Author: Yale Law Journal
Publisher: Quid Pro Books
Published: 2014-05-15
Total Pages: 372
ISBN-13: 1610278631
DOWNLOAD EBOOKThe May 2014 issue of The Yale Law Journal features new articles and essays on law and legal theory by internationally recognized scholars. Contents include: • Article, "Illegitimate Borders: Jus Sanguinis Citizenship and the Legal Construction of Family, Race, and Nation," by Kristin Collins • Article, "Legitimacy and Federal Criminal Enforcement Power," by Lauren M. Ouziel • Feature, "The Age of Consent," by Philip C. Bobbitt • Review, "Judging Justice on Appeal," by Marin K. Levy • Note, "The Growth of Litigation Finance in DOJ Whistleblower Suits: Implications and Recommendations," by Mathew Andrews • Note, "Reducing Inequality on the Cheap: When Legal Rule Design Should Incorporate Equity as Well as Efficiency," by Zachary Liscow • Note, "Domestic Violence Asylum After Matter of L-R-," by Jessica Marsden • Comment, "Beating Blackwater: Using Domestic Legislation to Enforce the International Code of Conduct for Private Military Companies," by Reema Shah This quality ebook edition features linked notes, active Contents, active URLs in notes, and proper Bluebook formatting. This May 2014 issue is Volume 123, Number 7.
Author: J. Peter Meekison
Publisher: IRPP
Published: 1985
Total Pages: 104
ISBN-13: 9780886450137
DOWNLOAD EBOOKThis book is an attempt to answer, to the extent that they can be answered without judicial decisions to clarify some doubtful issues, questions concerning section 92A of the Constitution.
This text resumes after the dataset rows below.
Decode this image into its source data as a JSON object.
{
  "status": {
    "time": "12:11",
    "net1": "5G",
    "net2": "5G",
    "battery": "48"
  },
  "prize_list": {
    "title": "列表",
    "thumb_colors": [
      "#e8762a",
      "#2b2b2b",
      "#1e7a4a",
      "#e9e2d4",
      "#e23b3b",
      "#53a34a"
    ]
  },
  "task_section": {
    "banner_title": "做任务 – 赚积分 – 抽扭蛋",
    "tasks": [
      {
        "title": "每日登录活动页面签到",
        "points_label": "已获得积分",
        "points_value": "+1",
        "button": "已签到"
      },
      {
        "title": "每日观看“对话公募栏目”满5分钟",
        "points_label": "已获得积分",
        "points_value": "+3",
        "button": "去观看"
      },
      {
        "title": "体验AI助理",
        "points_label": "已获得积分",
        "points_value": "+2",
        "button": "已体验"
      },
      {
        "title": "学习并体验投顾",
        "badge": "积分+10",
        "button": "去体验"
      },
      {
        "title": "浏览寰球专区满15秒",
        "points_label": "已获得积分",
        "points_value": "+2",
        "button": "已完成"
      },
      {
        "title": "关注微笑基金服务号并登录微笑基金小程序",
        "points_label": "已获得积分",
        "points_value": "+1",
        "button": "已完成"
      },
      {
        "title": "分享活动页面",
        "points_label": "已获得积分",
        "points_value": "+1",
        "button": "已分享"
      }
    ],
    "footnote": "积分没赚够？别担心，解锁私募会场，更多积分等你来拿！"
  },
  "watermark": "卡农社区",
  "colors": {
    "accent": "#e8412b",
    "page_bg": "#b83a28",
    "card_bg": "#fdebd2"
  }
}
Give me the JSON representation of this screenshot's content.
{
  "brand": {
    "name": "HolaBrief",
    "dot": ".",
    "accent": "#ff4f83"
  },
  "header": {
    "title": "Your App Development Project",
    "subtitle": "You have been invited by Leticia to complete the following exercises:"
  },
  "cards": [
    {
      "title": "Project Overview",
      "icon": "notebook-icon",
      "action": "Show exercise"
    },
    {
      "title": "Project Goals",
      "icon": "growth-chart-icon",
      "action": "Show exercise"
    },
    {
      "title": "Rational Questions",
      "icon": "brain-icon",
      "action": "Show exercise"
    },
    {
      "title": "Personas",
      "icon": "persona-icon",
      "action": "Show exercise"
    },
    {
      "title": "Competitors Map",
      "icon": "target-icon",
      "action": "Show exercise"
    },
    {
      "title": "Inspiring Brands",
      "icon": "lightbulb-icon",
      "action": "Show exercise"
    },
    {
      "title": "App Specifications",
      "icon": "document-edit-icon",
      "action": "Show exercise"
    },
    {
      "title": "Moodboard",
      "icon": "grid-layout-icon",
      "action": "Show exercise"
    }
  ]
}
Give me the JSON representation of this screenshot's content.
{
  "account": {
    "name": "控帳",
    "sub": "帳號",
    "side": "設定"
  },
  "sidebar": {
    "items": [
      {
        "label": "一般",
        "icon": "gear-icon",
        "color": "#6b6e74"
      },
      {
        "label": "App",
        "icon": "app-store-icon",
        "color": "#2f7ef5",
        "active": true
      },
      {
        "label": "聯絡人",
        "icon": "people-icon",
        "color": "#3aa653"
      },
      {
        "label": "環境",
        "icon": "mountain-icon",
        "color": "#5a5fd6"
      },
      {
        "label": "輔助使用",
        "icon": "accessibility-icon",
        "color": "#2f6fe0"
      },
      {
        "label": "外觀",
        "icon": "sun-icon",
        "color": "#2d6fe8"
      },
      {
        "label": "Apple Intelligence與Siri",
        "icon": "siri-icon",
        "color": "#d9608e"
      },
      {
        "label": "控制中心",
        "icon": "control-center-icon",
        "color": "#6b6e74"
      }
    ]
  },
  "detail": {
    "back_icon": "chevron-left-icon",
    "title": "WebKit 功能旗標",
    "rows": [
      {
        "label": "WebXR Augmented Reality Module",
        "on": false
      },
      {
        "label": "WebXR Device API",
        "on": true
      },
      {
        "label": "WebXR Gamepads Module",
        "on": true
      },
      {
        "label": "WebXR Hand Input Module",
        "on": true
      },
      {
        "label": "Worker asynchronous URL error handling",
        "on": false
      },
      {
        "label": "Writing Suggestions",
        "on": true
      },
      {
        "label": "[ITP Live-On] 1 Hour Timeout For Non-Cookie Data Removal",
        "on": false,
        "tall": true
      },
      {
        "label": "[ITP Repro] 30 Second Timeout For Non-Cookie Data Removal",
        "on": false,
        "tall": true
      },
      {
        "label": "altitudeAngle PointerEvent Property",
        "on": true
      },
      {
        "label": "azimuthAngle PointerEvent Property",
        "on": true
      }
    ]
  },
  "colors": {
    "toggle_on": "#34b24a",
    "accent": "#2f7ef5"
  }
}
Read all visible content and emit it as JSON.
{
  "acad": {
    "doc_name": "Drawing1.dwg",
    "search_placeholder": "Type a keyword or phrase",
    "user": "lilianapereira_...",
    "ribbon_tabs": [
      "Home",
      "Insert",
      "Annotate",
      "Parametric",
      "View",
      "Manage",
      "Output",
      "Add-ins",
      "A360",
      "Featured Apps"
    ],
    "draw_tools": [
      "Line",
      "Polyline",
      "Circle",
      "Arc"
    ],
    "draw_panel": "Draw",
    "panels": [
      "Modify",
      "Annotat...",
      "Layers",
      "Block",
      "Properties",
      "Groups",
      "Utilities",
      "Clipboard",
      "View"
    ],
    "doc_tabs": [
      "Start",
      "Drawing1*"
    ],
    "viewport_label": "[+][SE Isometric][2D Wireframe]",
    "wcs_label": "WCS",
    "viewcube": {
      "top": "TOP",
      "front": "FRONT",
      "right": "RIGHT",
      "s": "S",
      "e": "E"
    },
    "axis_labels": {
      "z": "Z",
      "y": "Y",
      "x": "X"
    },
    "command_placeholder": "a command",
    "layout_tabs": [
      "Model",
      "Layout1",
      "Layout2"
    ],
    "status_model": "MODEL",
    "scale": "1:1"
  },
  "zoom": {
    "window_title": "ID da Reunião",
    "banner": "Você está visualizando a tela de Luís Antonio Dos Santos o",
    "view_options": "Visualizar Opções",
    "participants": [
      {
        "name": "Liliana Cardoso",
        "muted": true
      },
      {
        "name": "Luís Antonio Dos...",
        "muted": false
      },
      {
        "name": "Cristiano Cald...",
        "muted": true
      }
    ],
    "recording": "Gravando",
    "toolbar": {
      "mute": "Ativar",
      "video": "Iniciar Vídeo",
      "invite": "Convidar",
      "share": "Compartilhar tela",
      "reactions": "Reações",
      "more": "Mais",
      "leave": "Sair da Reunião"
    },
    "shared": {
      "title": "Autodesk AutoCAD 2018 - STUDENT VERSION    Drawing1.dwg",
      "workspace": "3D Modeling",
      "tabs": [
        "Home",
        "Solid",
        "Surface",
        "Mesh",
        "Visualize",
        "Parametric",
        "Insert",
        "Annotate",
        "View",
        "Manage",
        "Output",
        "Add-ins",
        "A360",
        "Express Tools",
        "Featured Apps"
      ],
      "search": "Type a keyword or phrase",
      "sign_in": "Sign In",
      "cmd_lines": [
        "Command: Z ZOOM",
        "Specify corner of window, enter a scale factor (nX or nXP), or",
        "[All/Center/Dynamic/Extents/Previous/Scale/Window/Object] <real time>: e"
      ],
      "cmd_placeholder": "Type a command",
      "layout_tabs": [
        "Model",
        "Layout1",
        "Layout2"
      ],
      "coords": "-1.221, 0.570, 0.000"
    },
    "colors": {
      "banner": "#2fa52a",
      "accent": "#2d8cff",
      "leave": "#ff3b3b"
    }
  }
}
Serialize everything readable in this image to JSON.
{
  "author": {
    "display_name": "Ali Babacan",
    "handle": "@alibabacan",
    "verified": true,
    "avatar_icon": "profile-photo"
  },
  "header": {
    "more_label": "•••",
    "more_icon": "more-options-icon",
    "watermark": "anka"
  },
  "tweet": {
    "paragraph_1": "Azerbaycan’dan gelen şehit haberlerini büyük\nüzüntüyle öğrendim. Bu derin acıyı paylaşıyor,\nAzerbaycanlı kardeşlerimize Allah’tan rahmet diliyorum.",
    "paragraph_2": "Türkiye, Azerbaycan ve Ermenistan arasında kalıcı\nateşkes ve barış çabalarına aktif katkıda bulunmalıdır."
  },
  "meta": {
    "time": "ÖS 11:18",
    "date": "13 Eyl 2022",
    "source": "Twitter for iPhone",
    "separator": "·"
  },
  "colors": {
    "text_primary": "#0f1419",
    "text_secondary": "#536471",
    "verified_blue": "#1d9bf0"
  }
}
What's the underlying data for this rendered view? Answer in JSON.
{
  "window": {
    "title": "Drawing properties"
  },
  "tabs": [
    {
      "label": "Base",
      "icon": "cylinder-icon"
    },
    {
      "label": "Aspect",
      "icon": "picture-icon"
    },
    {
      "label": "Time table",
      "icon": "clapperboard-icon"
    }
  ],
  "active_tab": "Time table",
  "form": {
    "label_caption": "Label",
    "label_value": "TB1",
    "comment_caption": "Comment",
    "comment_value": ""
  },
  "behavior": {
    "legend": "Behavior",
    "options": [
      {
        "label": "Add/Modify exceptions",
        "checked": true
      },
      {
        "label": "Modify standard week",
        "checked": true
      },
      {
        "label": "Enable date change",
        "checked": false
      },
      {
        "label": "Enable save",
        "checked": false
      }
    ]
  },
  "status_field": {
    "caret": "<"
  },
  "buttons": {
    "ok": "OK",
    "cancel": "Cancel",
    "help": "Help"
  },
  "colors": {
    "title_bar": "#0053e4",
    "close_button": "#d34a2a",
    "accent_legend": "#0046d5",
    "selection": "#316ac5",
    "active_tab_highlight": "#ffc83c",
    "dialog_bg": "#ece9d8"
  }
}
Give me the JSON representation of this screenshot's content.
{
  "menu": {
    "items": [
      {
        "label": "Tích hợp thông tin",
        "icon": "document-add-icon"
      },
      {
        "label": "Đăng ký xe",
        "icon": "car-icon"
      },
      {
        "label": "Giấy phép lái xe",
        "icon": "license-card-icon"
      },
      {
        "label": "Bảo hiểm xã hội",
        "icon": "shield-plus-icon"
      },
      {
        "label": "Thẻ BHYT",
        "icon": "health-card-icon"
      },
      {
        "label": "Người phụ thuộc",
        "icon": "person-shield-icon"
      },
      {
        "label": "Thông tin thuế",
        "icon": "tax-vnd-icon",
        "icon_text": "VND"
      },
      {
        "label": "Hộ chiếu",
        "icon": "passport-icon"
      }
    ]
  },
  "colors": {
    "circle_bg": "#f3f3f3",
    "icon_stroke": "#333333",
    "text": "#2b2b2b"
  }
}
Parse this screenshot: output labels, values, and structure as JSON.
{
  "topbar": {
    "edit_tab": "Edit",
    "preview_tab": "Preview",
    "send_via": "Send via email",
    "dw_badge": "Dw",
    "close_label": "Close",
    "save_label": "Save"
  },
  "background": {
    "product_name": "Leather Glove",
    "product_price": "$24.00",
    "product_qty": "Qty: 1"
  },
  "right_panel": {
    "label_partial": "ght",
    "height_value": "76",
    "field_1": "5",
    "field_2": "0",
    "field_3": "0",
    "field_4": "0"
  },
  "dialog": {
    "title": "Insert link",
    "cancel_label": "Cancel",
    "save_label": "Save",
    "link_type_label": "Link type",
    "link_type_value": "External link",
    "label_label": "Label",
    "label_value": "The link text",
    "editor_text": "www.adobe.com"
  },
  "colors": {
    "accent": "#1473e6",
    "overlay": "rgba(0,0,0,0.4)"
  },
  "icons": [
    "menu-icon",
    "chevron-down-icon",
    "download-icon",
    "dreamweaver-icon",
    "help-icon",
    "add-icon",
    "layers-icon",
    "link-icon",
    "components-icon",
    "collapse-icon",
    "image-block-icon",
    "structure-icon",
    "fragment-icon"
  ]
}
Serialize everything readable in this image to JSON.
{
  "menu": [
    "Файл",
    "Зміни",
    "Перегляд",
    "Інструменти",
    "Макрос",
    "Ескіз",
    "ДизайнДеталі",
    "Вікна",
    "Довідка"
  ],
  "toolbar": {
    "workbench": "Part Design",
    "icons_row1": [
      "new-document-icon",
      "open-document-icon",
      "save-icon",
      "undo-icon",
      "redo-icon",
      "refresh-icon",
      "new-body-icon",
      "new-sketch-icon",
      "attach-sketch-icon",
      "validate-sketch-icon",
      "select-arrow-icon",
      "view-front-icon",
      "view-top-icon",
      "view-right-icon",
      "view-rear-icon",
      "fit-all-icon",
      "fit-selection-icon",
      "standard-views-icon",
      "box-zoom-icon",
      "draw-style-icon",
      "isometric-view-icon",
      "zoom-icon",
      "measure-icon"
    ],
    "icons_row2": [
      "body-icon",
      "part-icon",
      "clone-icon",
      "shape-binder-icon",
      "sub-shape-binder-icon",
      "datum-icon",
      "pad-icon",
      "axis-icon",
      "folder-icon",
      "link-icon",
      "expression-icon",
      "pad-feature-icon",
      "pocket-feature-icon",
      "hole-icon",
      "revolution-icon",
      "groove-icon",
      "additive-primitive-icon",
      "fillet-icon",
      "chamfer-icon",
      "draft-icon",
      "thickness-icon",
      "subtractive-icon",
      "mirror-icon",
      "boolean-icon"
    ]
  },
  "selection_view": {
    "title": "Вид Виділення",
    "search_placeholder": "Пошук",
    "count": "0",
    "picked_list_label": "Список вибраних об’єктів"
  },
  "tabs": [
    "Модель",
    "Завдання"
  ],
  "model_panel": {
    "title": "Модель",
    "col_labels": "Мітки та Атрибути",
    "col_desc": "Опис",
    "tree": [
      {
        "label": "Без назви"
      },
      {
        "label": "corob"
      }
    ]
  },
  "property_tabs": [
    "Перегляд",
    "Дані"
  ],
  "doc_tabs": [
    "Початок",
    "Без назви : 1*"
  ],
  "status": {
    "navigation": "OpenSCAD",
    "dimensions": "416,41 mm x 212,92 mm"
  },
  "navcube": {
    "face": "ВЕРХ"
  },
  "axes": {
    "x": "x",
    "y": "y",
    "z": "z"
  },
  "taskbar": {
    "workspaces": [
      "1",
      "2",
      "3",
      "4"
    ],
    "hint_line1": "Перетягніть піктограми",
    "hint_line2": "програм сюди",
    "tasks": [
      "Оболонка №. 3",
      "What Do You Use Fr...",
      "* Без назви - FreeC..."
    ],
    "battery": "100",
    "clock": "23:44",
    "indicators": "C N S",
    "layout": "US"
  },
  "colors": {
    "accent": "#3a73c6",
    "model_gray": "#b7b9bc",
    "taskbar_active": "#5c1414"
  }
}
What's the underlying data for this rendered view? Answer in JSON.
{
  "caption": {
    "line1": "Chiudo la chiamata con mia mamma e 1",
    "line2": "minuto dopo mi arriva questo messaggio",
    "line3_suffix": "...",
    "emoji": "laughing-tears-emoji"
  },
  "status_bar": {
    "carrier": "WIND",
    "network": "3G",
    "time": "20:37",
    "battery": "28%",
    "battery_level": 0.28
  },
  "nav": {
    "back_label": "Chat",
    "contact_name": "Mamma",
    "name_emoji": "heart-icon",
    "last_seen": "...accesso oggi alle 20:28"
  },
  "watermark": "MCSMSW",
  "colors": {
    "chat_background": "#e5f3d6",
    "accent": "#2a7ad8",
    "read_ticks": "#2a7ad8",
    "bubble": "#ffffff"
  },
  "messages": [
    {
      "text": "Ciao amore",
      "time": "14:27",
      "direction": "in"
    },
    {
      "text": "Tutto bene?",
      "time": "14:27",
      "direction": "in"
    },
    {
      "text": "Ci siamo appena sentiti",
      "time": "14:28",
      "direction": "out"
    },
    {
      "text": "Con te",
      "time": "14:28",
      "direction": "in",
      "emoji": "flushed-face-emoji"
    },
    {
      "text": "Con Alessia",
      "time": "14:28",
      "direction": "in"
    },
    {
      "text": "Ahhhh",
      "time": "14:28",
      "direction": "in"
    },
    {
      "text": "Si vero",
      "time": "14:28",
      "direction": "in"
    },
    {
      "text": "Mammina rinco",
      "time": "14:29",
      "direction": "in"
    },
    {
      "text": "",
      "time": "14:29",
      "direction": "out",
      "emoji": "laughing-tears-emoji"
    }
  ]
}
Critical questions for the people of Western Canada and the petroleum industry, they include queries concerning the shift in provincial versus federal powers.
Author: Lawrence Baum
Publisher: University of Chicago Press
Published: 2011
Total Pages: 298
ISBN-13: 0226039552
DOWNLOAD EBOOKMost Americans think that judges should be, and are, generalists who decide a wide array of cases. Nonetheless, we now have specialized courts in many key policy areas, and the degree of specialization has grown over time. Specializing the Courts provides the first comprehensive analysis of specialization in the federal and state court systems.